If you’re experienced with WordPress custom post type development, this is also a great rule of thumb to follow for your rewrite structure to accommodate a descriptive slug, making sure to assign ‘with_front’ to false to specify that the rewrite rule shouldn’t be prepended with the existing URL structure:
'rewrite' => array('slug' => 'slug-name','with_front' => false)
2. Bulk Editor
The bulk editor is perhaps my favorite part of Yoast SEO. Whenever we are doing an SEO overhaul, I save a ton of time by editing titles and descriptions in the bulk editor. Instead of having to go to each individual page and blog, I can edit them all in one place!
You can find the bulk editor in the WordPress sidebar under SEO > Tools > Bulk Editor.
3. Search Appearance – Media & Attachment URLs
One setting that I always like to double-check is the Media Attachment URL settings.
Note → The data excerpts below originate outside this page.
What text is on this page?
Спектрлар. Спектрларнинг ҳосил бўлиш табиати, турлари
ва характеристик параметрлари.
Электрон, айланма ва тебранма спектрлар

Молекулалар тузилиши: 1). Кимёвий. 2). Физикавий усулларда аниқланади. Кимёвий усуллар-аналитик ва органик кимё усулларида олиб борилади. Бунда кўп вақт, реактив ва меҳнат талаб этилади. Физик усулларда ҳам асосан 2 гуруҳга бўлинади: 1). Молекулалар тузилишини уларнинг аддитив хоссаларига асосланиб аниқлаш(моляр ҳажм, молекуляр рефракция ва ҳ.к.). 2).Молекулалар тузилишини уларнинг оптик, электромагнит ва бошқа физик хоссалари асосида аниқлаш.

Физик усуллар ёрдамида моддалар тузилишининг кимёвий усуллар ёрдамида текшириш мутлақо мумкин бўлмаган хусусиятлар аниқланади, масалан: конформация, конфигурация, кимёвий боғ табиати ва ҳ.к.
You can find this in the WordPress sidebar under SEO > Search Appearance > Media. Check this setting to make sure that the Redirect attachment URLs to the attachment itself? toggle is set to “yes”.
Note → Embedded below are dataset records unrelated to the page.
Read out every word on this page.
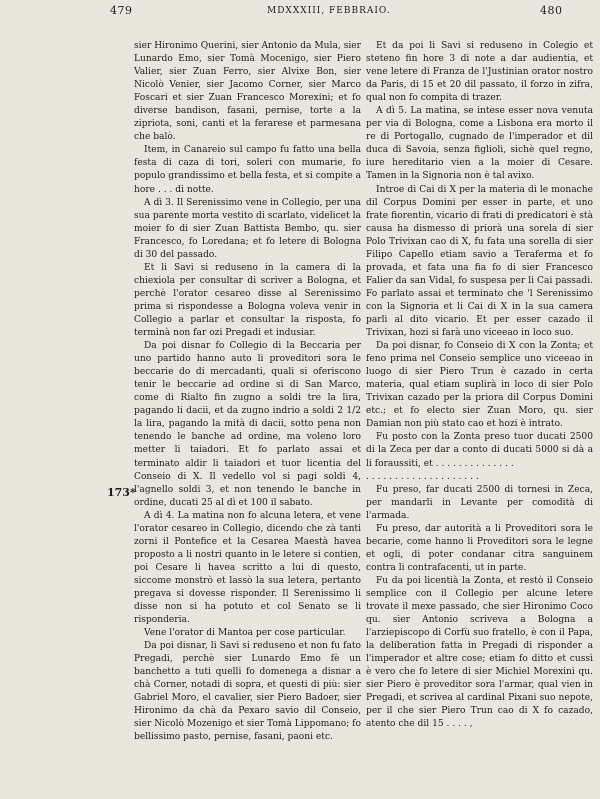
479	MDXXXIII, FEBBRAIO.	480
173*

sier Hironimo Querini, sier Antonio da Mula, sier Lunardo Emo, sier Tomà Mocenigo, sier Piero Valier, sier Zuan Ferro, sier Alvixe Bon, sier Nicolò Venier, sier Jacomo Corner, sier Marco Foscari et sier Zuan Francesco Morexini; et fo diverse bandison, fasani, pernise, torte a la zipriota, soni, canti et la ferarese et parmesana che balò.

Item, in Canareio sul campo fu fatto una bella festa di caza di tori, soleri con mumarie, fo populo grandissimo et bella festa, et si compite a hore . . . di notte.

A dì 3. Il Serenissimo vene in Collegio, per una sua parente morta vestito di scarlato, videlicet la moier fo di sier Zuan Battista Bembo, qu. sier Francesco, fo Loredana; et fo letere di Bologna di 30 del passado.

Et li Savi si reduseno in la camera di la chiexiola per consultar di scriver a Bologna, et perchè l'orator cesareo disse al Serenissimo prima si rispondesse a Bologna voleva venir in Collegio a parlar et consultar la risposta, fo terminà non far ozi Pregadi et indusiar.

Da poi disnar fo Collegio di la Beccaria per uno partido hanno auto li proveditori sora le beccarie do di mercadanti, quali si oferiscono tenir le beccarie ad ordine si di San Marco, come di Rialto fin zugno a soldi tre la lira, pagando li dacii, et da zugno indrio a soldi 2 1/2 la lira, pagando la mità di dacii, sotto pena non tenendo le banche ad ordine, ma voleno loro metter li taiadori. Et fo parlato assai et terminato aldir li taiadori et tuor licentia del Conseio di X. Il vedello vol si pagi soldi 4, l'agnello soldi 3, et non tenendo le banche in ordine, ducati 25 al dì et 100 il sabato.

A dì 4. La matina non fo alcuna letera, et vene l'orator cesareo in Collegio, dicendo che zà tanti zorni il Pontefice et la Cesarea Maestà havea proposto a li nostri quanto in le letere si contien, poi Cesare li havea scritto a lui di questo, siccome monstrò et lassò la sua letera, pertanto pregava si dovesse risponder. Il Serenissimo li disse non si ha potuto et col Senato se li risponderia.

Vene l'orator di Mantoa per cose particular.

Da poi disnar, li Savi si reduseno et non fu fato Pregadi, perchè sier Lunardo Emo fè un banchetto a tuti quelli fo domenega a disnar a chà Corner, notadi di sopra, et questi di più: sier Gabriel Moro, el cavalier, sier Piero Badoer, sier Hironimo da chà da Pexaro savio dil Conseio, sier Nicolò Mozenigo et sier Tomà Lippomano; fo bellissimo pasto, pernise, fasani, paoni etc.

Et da poi li Savi si reduseno in Colegio et steteno fin hore 3 di note a dar audientia, et vene letere di Franza de l'Justinian orator nostro da Paris, di 15 et 20 dil passato, il forzo in zifra, qual non fo compita di trazer.

A dì 5. La matina, se intese esser nova venuta per via di Bologna, come a Lisbona era morto il re di Portogallo, cugnado de l'imperador et dil duca di Savoia, senza figlioli, sichè quel regno, iure hereditario vien a la moier di Cesare. Tamen in la Signoria non è tal avixo.

Introe di Cai di X per la materia di le monache dil Corpus Domini per esser in parte, et uno frate fiorentin, vicario di frati di predicatori è stà causa ha dismesso di priorà una sorela di sier Polo Trivixan cao di X, fu fata una sorella di sier Filipo Capello etiam savio a Teraferma et fo provada, et fata una fia fo di sier Francesco Falier da san Vidal, fo suspesa per li Cai passadi. Fo parlato assai et terminato che 'l Serenissimo con la Signoria et li Cai di X in la sua camera parli al dito vicario. Et per esser cazado il Trivixan, hozi si farà uno viceeao in loco suo.

Da poi disnar, fo Conseio di X con la Zonta; et feno prima nel Conseio semplice uno viceeao in luogo di sier Piero Trun è cazado in certa materia, qual etiam suplirà in loco di sier Polo Trivixan cazado per la priora dil Corpus Domini etc.; et fo electo sier Zuan Moro, qu. sier Damian non più stato cao et hozi è intrato.

Fu posto con la Zonta preso tuor ducati 2500 di la Zeca per dar a conto di ducati 5000 si dà a li foraussiti, et . . . . . . . . . . . . . .

. . . . . . . . . . . . . . . . . . . .

Fu preso, far ducati 2500 di tornesi in Zeca, per mandarli in Levante per comodità di l'armada.

Fu preso, dar autorità a li Proveditori sora le becarie, come hanno li Proveditori sora le legne et ogli, di poter condanar citra sanguinem contra li contrafacenti, ut in parte.

Fu da poi licentià la Zonta, et restò il Conseio semplice con il Collegio per alcune letere trovate il mexe passado, che sier Hironimo Coco qu. sier Antonio scriveva a Bologna a l'arziepiscopo di Corfù suo fratello, è con il Papa, la deliberation fatta in Pregadi di risponder a l'imperador et altre cose; etiam fo ditto et cussì è vero che fo letere di sier Michiel Morexini qu. sier Piero è proveditor sora l'armar, qual vien in Pregadi, et scrivea al cardinal Pixani suo nepote, per il che sier Piero Trun cao di X fo cazado, atento che dil 15 . . . . ,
Even though this is the default setting for Yoast SEO, every so often I stumble across a WordPress site that has this feature turned off. For most sites, you want image attachment URLs to redirect to the actual media file as opposed to an attachment page that features the image. When Google crawls attachment URLs, we’re providing a lot of pages that don’t have much context or contribute to the site’s overall footprint in a valuable way.
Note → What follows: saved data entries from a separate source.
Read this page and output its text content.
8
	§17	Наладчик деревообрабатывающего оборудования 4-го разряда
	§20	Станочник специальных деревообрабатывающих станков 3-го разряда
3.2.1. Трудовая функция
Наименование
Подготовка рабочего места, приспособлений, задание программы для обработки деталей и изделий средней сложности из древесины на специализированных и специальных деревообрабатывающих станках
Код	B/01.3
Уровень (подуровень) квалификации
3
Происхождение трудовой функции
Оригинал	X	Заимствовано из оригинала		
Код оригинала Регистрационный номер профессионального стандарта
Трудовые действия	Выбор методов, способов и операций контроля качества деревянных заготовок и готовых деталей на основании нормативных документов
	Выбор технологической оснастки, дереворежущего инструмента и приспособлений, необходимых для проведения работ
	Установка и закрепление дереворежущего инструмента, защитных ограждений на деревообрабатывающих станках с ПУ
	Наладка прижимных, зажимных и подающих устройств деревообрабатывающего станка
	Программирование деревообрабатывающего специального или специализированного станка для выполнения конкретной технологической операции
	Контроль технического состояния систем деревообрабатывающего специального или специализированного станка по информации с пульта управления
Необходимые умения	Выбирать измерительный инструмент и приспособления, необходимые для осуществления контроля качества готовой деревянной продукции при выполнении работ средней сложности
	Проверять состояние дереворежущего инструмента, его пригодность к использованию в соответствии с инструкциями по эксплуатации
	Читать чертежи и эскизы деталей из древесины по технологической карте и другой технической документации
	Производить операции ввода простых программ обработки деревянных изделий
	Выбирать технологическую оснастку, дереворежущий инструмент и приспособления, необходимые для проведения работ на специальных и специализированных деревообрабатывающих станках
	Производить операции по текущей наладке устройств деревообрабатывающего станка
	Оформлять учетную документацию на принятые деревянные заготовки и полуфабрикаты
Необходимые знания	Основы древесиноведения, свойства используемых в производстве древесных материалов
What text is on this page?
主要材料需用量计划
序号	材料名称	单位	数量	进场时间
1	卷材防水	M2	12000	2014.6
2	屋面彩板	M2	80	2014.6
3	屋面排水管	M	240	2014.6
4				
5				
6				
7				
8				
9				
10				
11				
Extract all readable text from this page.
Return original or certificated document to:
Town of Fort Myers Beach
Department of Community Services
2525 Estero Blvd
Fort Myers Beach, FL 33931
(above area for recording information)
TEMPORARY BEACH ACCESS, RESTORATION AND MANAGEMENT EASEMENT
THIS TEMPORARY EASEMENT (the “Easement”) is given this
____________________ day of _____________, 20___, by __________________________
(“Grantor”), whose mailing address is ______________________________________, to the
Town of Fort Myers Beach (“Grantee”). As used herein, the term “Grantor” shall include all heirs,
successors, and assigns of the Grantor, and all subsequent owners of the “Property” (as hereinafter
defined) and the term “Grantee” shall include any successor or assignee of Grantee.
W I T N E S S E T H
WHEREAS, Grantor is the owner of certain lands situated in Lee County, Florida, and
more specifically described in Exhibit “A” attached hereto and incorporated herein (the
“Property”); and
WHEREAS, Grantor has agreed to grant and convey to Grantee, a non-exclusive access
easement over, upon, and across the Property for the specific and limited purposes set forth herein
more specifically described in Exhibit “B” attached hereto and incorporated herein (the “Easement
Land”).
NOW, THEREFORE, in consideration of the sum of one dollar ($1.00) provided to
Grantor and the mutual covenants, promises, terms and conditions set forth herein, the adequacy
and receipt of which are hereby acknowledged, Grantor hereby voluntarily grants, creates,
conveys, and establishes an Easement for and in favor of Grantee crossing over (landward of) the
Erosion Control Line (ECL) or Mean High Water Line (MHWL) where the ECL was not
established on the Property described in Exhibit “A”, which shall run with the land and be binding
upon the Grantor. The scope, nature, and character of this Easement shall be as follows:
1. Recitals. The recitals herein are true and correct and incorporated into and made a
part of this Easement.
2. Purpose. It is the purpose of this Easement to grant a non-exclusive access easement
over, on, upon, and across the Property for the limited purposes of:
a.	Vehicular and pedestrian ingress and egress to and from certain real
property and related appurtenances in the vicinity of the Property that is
4. Search Appearance – Taxonomies and Archives
In the same section of Yoast, you’ll see that you have the ability to apply a norobots meta to category pages, tag pages, and author pages. These can be helpful settings to toggle based on how robust your WordPress blog categorization system and author base is. If you’re not consistently adding categories or you only have one author on your blog, applying a norobots meta tag may make sense for your website.
Bonus Tip: If you’re looking for where to customize your meta titles for your site’s 404 or search pages, you’ll find those fields here!
5. Redirects
If you decide to sign up for the paid version of Yoast SEO (Yoast Premium). You will find a whole new set of tools at your disposal, one of which is a redirection manager. One of my favorite features of the Yoast SEO redirection feature is that you can set it up to “listen” for URL changes when users are creating/editing pages. If a URL changes, Yoast will open an alert box asking if you’d like to set up a 301 redirect for that just-changed paged. It’s a great way to stay on top of your redirects and avoid the ever-dreaded 404 error.